Sensory Integration/Sensory Motor Activity
- Sensory integration is the process that occurs in the central nervous system which involves receiving sensory information and turning it into appropriate functional responses.
- There are seven senses: Olfaction (smell), Gustation (taste), Audition (hearing), Somatosensory (touch), Vision (sight), Vestibular (Moving Balance), Proprioception (cognitive motor planning/body space awareness)
- Everything we learn is received and integrated through our sensory neurons.

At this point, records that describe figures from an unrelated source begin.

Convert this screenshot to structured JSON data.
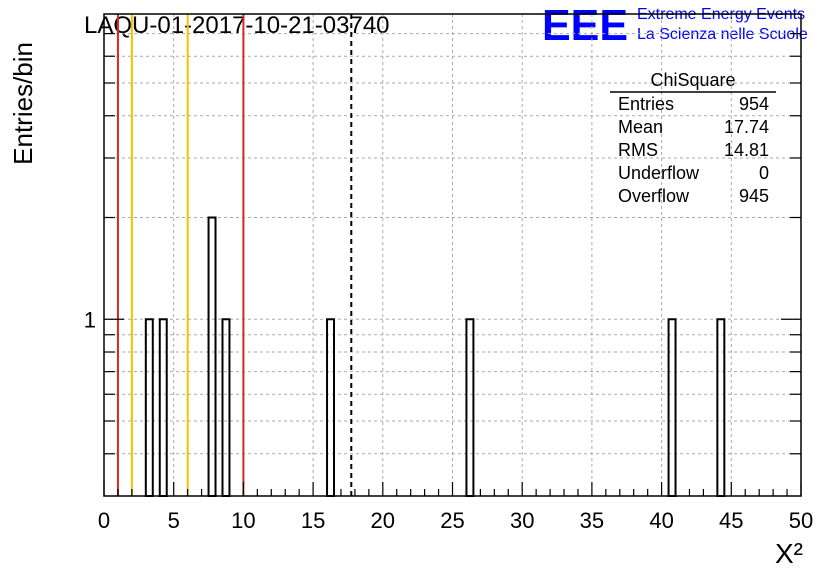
{
  "chart_data": {
    "type": "bar",
    "title": "LAQU-01-2017-10-21-03740",
    "xlabel": "X²",
    "ylabel": "Entries/bin",
    "xlim": [
      0,
      50
    ],
    "y_scale": "log",
    "ylim": [
      0.3,
      8
    ],
    "x_ticks": [
      "0",
      "5",
      "10",
      "15",
      "20",
      "25",
      "30",
      "35",
      "40",
      "45",
      "50"
    ],
    "y_ticks": [
      "1"
    ],
    "grid": true,
    "bin_width": 0.5,
    "bins": [
      {
        "x": 3.0,
        "count": 1
      },
      {
        "x": 4.0,
        "count": 1
      },
      {
        "x": 7.5,
        "count": 2
      },
      {
        "x": 8.5,
        "count": 1
      },
      {
        "x": 16.0,
        "count": 1
      },
      {
        "x": 26.0,
        "count": 1
      },
      {
        "x": 40.5,
        "count": 1
      },
      {
        "x": 44.0,
        "count": 1
      }
    ],
    "vertical_lines": [
      {
        "x": 1,
        "color": "#d62728",
        "style": "solid"
      },
      {
        "x": 2,
        "color": "#f2c200",
        "style": "solid"
      },
      {
        "x": 6,
        "color": "#f2c200",
        "style": "solid"
      },
      {
        "x": 10,
        "color": "#d62728",
        "style": "solid"
      },
      {
        "x": 17.74,
        "color": "#000000",
        "style": "dashed"
      }
    ],
    "stats_box": {
      "title": "ChiSquare",
      "rows": [
        {
          "label": "Entries",
          "value": "954"
        },
        {
          "label": "Mean",
          "value": "17.74"
        },
        {
          "label": "RMS",
          "value": "14.81"
        },
        {
          "label": "Underflow",
          "value": "0"
        },
        {
          "label": "Overflow",
          "value": "945"
        }
      ]
    }
  },
  "logo": {
    "mark": "EEE",
    "line1": "Extreme Energy Events",
    "line2": "La Scienza nelle Scuole",
    "color": "#0000ff"
  }
}
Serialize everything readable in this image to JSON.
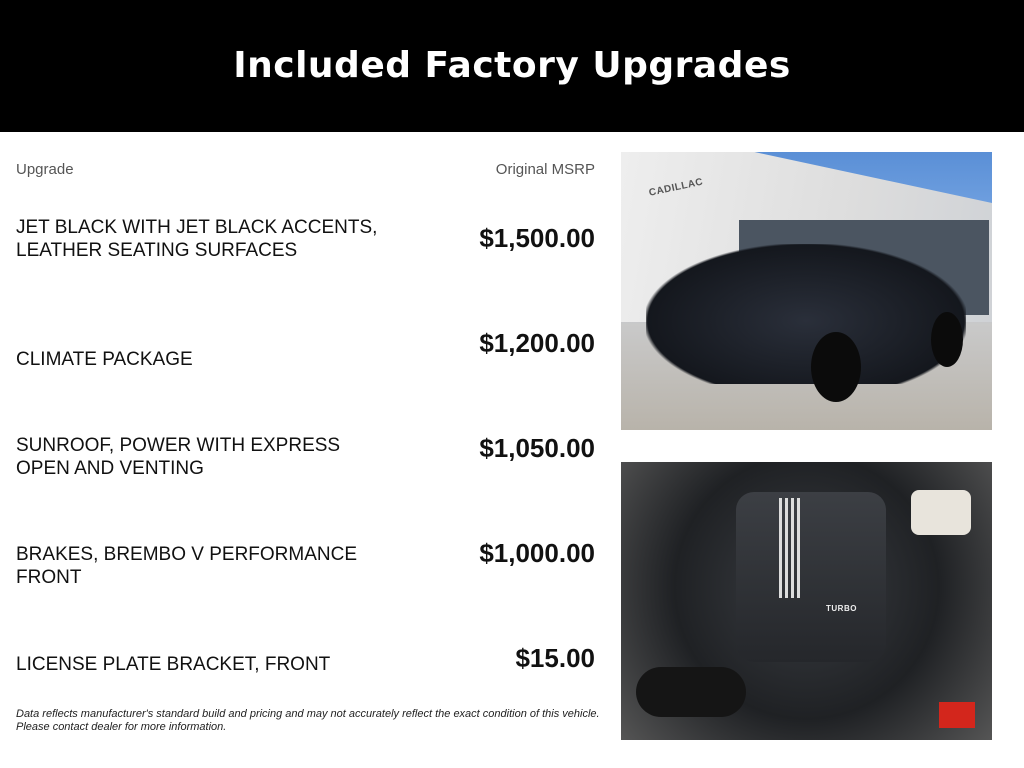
{
  "header": {
    "title": "Included Factory Upgrades"
  },
  "columns": {
    "upgrade": "Upgrade",
    "msrp": "Original MSRP"
  },
  "rows": [
    {
      "label": "JET BLACK WITH JET BLACK ACCENTS, LEATHER SEATING SURFACES",
      "price": "$1,500.00"
    },
    {
      "label": "CLIMATE PACKAGE",
      "price": "$1,200.00"
    },
    {
      "label": "SUNROOF, POWER WITH EXPRESS OPEN AND VENTING",
      "price": "$1,050.00"
    },
    {
      "label": "BRAKES, BREMBO V PERFORMANCE FRONT",
      "price": "$1,000.00"
    },
    {
      "label": "LICENSE PLATE BRACKET, FRONT",
      "price": "$15.00"
    }
  ],
  "note": {
    "line1": "Data reflects manufacturer's standard build and pricing and may not accurately reflect the exact condition of this vehicle.",
    "line2": "Please contact dealer for more information."
  },
  "photos": {
    "dealer_sign": "CADILLAC",
    "engine_badge": "TURBO"
  }
}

When our neurological response to sensory input is effective our brains begin to process in a well-organized, integrated manner allowing us to better focus, behave appropriately and learn effectively.
- Sensory integration activities promote communication between sensory neurons located in the prefrontal cortex, the left and right hemisphere and the motor cortex.
- With repetition, these neurons will build stronger connections and begin to communicate more efficiently which allows the prefrontal cortex to integrate sensory input more efficiently.
Cross-Lateral Movement – Crossing the midline of the body
- Functional Disconnection Syndrome is a condition where there is a functional breakdown in the neurological pathways of the body causing the brain and its neural network to lack the needed connection between hemispheres to function effectively.
- Cross-lateral movement activities force both hemispheres to work together at the same time and connect neurons so they can communicate more efficiently.
- Continued repetition of cross-lateral exercises strengthens those connections so that the signal between the neurons becomes stronger! The stronger they are the more efficiently they communicate.
- Because learning takes place in numerous parts of the brain it is important that these lines of communication are efficient!